Prepares for digital future.

Brisbane Airport Corporation has signed a three-year hosting and colocation deal with data centre provider iseek Communications as it looks to expand its services targeted at airline passengers.

The group has two data centres and had planned to build a third for its property division BNE Property, but the business case didn't stack up.

“Once we compared the cost of building our own data centre remote from our own site to the iseek option, it was very clear our data centre would just not stack up, at least in the short term,” BAC assets general manager Krishan Tangri told iTnews.

The organisation will instead lease eight racks in iseek's Eagle Farm facility, with the ability to scale up when required. The racks are currently only 50 percent full.

Brisbane Airport is Australia’s third largest airport hub. Tangri said as the organisation had grown, so too had the data storage requirements, with both its primary and secondary data centres running out of capacity.

“Airports are getting more and more digital; you talk about self service, bag drops, the passenger is also taking more and more control of that, but also at the same time the property services around the airport are expanding as well.

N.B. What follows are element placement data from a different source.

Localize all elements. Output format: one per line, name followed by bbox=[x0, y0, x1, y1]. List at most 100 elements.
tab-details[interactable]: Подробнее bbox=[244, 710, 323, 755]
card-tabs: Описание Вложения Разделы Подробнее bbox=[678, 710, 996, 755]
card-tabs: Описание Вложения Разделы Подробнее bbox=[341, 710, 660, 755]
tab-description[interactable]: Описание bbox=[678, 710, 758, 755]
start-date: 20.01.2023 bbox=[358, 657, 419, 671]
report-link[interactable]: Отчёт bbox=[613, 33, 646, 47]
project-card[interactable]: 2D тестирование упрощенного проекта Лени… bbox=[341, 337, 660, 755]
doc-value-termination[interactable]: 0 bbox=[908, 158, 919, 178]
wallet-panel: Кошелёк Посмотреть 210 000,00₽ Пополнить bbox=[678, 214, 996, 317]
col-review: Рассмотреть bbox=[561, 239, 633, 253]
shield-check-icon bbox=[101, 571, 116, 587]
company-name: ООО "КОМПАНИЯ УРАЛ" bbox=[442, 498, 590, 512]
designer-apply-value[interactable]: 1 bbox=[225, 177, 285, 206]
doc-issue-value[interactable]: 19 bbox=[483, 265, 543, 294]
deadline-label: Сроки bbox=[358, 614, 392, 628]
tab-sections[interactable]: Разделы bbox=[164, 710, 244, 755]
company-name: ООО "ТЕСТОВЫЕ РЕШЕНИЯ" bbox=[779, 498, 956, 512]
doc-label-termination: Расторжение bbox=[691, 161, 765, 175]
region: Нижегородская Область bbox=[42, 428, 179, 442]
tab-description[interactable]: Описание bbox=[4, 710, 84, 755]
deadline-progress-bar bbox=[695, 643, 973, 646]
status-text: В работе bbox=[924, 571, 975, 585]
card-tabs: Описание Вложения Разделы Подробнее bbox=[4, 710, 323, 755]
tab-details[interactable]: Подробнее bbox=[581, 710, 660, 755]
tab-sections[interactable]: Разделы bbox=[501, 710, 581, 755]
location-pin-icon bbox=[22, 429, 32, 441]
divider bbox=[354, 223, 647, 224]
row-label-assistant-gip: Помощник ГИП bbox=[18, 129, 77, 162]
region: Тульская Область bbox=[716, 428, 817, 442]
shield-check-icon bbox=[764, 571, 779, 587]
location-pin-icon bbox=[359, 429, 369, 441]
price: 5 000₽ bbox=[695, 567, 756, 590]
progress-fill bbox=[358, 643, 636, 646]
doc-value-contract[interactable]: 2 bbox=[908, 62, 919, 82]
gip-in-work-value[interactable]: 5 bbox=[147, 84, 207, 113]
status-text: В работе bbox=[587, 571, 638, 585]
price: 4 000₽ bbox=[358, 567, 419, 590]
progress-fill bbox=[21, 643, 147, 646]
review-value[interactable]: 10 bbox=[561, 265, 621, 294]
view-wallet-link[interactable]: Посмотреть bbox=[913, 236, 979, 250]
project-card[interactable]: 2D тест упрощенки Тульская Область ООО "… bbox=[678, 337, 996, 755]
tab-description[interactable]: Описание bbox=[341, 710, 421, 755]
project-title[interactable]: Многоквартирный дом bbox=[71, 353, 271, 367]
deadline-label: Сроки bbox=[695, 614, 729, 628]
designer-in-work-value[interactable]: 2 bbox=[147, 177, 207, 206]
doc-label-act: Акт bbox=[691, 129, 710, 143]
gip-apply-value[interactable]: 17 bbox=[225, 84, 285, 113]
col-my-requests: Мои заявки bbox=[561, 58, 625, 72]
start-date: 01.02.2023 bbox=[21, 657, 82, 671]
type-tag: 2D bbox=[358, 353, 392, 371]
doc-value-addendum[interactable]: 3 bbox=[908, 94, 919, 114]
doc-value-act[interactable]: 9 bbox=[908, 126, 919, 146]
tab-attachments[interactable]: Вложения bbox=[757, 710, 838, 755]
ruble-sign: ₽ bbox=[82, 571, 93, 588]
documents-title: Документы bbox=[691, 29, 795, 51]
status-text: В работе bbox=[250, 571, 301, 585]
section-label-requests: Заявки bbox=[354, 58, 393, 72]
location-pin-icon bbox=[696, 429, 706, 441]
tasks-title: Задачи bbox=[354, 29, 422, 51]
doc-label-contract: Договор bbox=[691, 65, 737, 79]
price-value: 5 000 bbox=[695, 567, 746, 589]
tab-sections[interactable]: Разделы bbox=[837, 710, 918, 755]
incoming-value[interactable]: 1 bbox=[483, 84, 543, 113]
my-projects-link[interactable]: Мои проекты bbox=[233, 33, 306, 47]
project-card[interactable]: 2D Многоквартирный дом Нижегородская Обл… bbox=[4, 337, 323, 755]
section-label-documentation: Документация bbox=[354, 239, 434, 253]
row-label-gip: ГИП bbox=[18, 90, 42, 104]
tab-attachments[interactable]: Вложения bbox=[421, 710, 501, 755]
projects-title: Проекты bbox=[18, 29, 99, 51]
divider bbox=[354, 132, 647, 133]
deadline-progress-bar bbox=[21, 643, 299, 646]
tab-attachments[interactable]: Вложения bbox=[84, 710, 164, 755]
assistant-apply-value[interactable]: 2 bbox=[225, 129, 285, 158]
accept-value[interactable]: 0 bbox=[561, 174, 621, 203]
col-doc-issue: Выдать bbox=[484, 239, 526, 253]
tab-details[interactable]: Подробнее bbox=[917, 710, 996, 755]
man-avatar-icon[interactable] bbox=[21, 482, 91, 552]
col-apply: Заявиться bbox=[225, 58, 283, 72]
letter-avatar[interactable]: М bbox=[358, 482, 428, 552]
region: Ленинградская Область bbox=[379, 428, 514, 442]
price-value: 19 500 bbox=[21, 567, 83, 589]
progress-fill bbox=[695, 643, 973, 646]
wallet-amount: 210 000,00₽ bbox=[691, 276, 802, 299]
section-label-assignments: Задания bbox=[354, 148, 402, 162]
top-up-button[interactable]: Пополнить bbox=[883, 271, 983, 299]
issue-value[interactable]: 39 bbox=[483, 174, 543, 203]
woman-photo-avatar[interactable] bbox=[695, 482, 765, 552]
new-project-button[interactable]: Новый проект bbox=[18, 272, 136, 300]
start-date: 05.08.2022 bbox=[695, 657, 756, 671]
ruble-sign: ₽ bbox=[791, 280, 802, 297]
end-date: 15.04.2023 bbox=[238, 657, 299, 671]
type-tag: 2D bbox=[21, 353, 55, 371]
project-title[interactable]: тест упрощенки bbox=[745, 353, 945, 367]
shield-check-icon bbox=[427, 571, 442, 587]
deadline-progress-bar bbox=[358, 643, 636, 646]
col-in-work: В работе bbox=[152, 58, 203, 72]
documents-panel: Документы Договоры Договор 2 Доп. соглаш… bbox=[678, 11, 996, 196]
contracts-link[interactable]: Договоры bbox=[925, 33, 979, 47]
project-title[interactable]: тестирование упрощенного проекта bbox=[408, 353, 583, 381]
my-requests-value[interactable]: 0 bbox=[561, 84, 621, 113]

“There’s more and more demand on our IT resources because the data management is becoming a huge issue and that will require more storage, more servers, more networks.”

Tangri said BAC's current storage requirements were at 170TB and growing at 20TB every six months.

Chris Smith, iseek Communication’s Northern Region general manager, said an increasing number of organisations were shifting from an “own and control” approach to their IT assets to “being much more focused on providing IT as a service for their internal customers.”.

Tangri agreed: “We are moving away from the ‘doing’ stuff to more strategic stuff. IT needs to be a business enabler, but also lead the way in innovation for digitalising the airports in future."

BAC will this year deploy a new three-year technology roadmap focused on passenger processing.

“How can we make the experience of a passenger more enjoyable and better controlled, how can we improve their experience, the efficiency of the airport in terms of passenger processing?

“One thing airports are realising slowly but surely is the ultimate customer is the passenger, not the airlines, and that’s where our focus is going to be," Tangri said.

Tangri said BAC was also looking beyond the airport at digital ways to reach customers. He said the group would review its data centre assets again in three year’s time.

It is also preparing to release a Chinese language version of its iPhone app, which will also be deployed for Android devices later this year.